A Drive for Safe, Affordable Housing
From the start of his tenure, Peeples says the Lexington Urban League worked for fair housing and economic opportunity. He credits a local Jewish businessman, Stanley Rose, with helping to raise the seed capital and acquiring four houses on Chestnut Street that could be resold to Black families. From that initial $18,000 investment, Peeples says the League has gone on to make $28 million worth of housing available to aspiring homeowners over the past half century.
“When the Community Reinvestment Act came in [in 1977], bankers were looking for inner city projects to work with, so they started coming to us,” says Peeples. “That was a win-win for both sides.”
Peeples says Don Ball, the late Lexington homebuilder and philanthropist, also played a critical role in helping the city’s poor with housing.
“A Godsend,” Peeples says of Ball. “Anywhere you go in this community that you see urban core development, you will see the handprint of Don... Boy, do we miss him.”
By the 1980s, the League wanted to offer more than rudimentary dwellings to its clients.

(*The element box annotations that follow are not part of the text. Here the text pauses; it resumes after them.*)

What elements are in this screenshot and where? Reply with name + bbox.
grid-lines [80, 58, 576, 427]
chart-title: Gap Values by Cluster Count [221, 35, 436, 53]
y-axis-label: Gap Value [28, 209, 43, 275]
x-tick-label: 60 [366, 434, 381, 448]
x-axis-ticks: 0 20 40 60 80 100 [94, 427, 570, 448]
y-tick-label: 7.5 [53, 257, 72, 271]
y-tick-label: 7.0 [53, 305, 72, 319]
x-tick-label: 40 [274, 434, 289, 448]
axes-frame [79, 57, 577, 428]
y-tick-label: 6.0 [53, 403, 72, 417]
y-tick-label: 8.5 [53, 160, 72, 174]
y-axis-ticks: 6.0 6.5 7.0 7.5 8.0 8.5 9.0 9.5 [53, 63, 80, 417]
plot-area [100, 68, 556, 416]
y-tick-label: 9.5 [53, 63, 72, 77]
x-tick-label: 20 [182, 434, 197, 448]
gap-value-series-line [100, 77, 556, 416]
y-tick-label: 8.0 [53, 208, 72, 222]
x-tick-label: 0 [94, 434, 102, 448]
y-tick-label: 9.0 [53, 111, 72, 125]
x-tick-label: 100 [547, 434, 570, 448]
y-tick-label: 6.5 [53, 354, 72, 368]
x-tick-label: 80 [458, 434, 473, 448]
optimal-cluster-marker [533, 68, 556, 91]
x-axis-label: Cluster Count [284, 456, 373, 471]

Carfagno says they sought to provide amenities that would create a safe and welcoming environment for working parents to raise young children.
“They were building homes, more than just a place to stay,” says Carfagno, “so that they can concentrate on the things they need for their families to succeed.”
“We said just because it would be for low-income and poor people, it should not look that way,” adds Peeples.
Now the Urban League is fighting a different housing battle: gentrification. Peeples says homeowners in minority neighborhoods in downtown Lexington face increasing pressure from escalating property taxes and opportunistic real estate developers.
“Our urban core has been targeted,” he says. “There are a lot of people coming into town with deep pockets and with money readily available to suck up the property.”
The League has partnered with the city on a Neighborhoods in Transition Task Force to identify ways to protect and empower vulnerable residents and communities at risk of gentrification.
Academic Achievement Gaps and Other Lingering Challenges
In the realm of education, the Lexington Urban League has given thousands of dollars in scholarships to students, provided group counseling and mentoring services for middle and high school youth, and created an adopt-a-school program.
But significant challenges persist, including achievement gaps among poor and minority students. Peeples says Manny Caulk, the former superintendent of the Fayette County Public Schools, made a good start on addressing the problem before his unexpected death in December.
“He left a challenge for us,” says Peeples. “The challenge is we’ve got to work hard to keep focus on that achievement gap.”
Complicating the issue, says Peeples, is the fact that the school board charged with hiring a new superintendent is all white. He says that it is up to Black leaders in the community to help guide the board through the school district’s Equity Council Committee so they can make a good hire that will benefit all students.
“Some of us who thought we were finished [and] could go sit down, we’ve got to come back off the bench,” says Peeples. “We will be right there whispering in their ear every step of the way... We will not let this wagon roll back down the hill. That’s our promise.”
The Urban League also plans to help implement recommendations made by Mayor Linda Gorton’s Commission for Racial Justice and Equality, a group created last year in the wake of protests over police brutality and racial inequities.
“Now we’ve got to breathe life into that thing and make it work,” says Peeples. “That’s not going to be an easy feat. All of us have got to circle the wagons and work hard.”
All this work will unfold in a nation that is deeply divided politically, racially, and economically. After watching a mob storm the United States Capitol on Jan. 6, Peeples says he now finds it hard to be optimistic about the future of the nation.
“I’m still worried about how much behind-the-scenes collusion went on,” he says. “If that’s as deep as some of us think, we’ve got problems. We’ve got some real serious problems.”
Carfagno, an Arkansas native whose earliest memories are of the battle to integrate Central High School in Little Rock, says working on the organization’s history made her appreciate the commitment of Peeples and his colleagues over the last 52 years. She says that work is as important now as ever, especially given the attack on Washington.
“I think maybe that more than anything woke people up and said we’ve got problems here,” says Carfagno. “Mainstream society, particularly white society, likes to think we’ve solved that, now let’s move on. But in reality, there are so many legacy problems that continue.”